If Labor Party leader Ehud Barak carries out his promise to withdraw from Olmert's fragile coalition, new elections could usher in a government opposed to current peace talks with the Palestinians and Syria.
Calls for Olmert's resignation gained volume this week after U.S. businessman Morris Talansky testified that he had given $150,000 of his own money to Olmert over the years. Talansky said that the payments, often cash-stuffed envelopes, helped fund Olmert's expensive lifestyle that included luxury hotels and first-class travel.
Cop slain after their attack
NEW YORK - Bronx prosecutors say four men in their 20s have been sentenced for assaulting an off-duty New York City police officer in 2006.
The four pleaded guilty to charges including gang assault in the attack on Eric Hernandez.
They were sentenced yesterday to prison terms ranging from five to 10 years.
After the attack at a restaurant, the victim, who wasn't wearing his uniform, drew his gun on a bystander he mistakenly thought was one of his attackers. Uniformed police officers saw Hernandez holding the gun and shot him. Hernandez died from the gunshot wound.
A fifth suspect, who was 15 at the time of the attack, also pleaded guilty and will be sentenced June 5. A sixth suspect is still awaiting trial.
2 GIs killed in firefight
BAGHDAD - U.S. troops captured eight suspected insurgents, including a man believed to be a longtime al Qaeda in Iraq leader who was involved in a June 30 attack on American forces in a remote area in Anbar province known as Donkey Island, the U.S. military said.

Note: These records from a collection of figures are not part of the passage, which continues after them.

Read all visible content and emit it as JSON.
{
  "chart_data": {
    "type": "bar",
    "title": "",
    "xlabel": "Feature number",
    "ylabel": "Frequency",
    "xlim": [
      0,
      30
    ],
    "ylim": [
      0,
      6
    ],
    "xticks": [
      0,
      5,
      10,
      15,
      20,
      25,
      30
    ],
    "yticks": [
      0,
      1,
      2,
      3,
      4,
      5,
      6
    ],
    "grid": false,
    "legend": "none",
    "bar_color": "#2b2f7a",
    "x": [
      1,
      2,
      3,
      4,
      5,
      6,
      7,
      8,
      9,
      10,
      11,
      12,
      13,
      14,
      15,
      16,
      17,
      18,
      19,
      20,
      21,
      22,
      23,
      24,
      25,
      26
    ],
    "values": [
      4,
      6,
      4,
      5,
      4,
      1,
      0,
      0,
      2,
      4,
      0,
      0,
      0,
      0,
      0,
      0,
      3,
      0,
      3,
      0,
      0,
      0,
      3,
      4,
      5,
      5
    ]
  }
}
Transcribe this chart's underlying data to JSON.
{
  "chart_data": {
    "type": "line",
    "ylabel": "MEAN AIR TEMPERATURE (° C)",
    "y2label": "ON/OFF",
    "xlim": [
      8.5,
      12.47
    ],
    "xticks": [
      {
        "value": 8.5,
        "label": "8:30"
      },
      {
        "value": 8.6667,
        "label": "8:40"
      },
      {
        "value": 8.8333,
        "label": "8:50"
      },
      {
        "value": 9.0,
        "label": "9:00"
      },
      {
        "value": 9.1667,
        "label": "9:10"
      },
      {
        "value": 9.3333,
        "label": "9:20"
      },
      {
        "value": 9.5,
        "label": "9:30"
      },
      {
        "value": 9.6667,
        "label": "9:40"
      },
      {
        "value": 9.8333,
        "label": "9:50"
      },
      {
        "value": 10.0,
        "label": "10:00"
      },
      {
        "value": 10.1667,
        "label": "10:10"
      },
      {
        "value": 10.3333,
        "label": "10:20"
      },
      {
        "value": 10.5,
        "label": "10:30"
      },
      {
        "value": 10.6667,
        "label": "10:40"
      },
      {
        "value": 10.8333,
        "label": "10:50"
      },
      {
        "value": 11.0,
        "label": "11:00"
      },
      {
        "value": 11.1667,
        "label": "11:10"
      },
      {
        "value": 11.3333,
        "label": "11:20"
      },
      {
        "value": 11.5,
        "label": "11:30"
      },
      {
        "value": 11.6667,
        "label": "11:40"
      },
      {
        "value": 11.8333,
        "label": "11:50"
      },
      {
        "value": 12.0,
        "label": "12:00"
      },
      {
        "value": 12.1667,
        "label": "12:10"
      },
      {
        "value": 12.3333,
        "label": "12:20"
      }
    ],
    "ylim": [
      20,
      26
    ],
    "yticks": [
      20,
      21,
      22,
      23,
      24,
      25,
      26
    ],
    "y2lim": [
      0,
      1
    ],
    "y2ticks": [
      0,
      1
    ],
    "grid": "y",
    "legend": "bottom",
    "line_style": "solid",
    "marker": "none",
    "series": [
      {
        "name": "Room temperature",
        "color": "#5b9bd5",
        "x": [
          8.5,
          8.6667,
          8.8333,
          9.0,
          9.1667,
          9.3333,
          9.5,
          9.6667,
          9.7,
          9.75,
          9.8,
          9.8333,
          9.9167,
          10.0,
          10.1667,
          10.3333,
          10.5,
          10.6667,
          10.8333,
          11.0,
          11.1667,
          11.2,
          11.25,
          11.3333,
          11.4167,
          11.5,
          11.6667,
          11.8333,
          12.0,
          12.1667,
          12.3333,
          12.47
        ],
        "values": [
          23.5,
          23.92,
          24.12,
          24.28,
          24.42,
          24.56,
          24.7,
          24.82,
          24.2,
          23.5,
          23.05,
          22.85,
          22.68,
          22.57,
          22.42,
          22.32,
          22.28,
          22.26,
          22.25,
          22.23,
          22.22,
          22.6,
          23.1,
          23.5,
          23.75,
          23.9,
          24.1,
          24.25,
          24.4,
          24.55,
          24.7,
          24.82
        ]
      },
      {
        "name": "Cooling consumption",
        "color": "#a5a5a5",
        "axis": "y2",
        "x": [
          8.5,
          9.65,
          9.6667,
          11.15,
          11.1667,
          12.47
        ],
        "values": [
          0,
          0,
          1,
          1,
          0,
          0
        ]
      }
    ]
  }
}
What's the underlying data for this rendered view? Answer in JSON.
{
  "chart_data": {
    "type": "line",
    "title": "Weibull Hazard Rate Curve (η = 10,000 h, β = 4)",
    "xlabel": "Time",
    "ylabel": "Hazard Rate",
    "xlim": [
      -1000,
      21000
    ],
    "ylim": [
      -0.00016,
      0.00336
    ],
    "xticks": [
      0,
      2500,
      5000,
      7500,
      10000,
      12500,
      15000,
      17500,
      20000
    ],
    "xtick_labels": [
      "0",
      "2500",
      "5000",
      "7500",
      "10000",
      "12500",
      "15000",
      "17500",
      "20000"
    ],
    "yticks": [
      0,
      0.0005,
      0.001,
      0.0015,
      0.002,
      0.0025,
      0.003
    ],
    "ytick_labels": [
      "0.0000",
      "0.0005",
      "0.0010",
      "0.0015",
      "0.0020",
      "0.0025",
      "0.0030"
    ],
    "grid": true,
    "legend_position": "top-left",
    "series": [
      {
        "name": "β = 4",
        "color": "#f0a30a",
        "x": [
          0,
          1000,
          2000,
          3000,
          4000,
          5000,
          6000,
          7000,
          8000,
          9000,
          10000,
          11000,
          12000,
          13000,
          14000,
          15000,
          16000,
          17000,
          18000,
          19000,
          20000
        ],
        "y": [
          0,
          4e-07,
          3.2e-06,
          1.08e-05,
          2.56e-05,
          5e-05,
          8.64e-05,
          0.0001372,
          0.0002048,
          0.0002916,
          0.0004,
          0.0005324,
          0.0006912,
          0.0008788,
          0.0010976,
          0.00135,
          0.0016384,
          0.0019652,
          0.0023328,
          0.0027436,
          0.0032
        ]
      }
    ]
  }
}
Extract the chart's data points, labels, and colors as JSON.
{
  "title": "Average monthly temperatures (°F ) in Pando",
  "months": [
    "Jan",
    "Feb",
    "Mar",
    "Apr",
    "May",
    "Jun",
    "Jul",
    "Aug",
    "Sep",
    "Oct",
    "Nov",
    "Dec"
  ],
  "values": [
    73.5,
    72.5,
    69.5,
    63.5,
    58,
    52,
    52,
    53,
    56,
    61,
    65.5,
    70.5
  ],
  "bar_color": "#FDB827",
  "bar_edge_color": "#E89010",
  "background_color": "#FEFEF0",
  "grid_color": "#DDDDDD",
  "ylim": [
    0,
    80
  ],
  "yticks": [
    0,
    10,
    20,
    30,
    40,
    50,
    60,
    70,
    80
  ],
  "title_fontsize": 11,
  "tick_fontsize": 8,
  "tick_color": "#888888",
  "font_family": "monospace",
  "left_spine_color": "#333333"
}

The fierce 23-hour battle at Donkey Island left two Americans dead, along with 35 insurgents. The suspect was captured along with three others on Tuesday in Baghdad, the military said.
Four other men believed to have links to senior al Qaeda in Iraq leaders were captured yesterday in Mosul, according to the statement.
Higher prices, no peanuts
TEMPE, Ariz. - In what could be the ultimate cost-cutting move by airlines buffeted by sky-high fuel prices, US Airways Group says that it will eliminate free peanuts and pretzels in coach class on all its domestic flights starting June 1.
US Airways also says that it has matched last week's fare hikes by United Airlines, AMR Corp.'s American Airlines and Delta Air Lines Inc. The increases are from $10 to $60 per round trip and vary based on the length of the flight.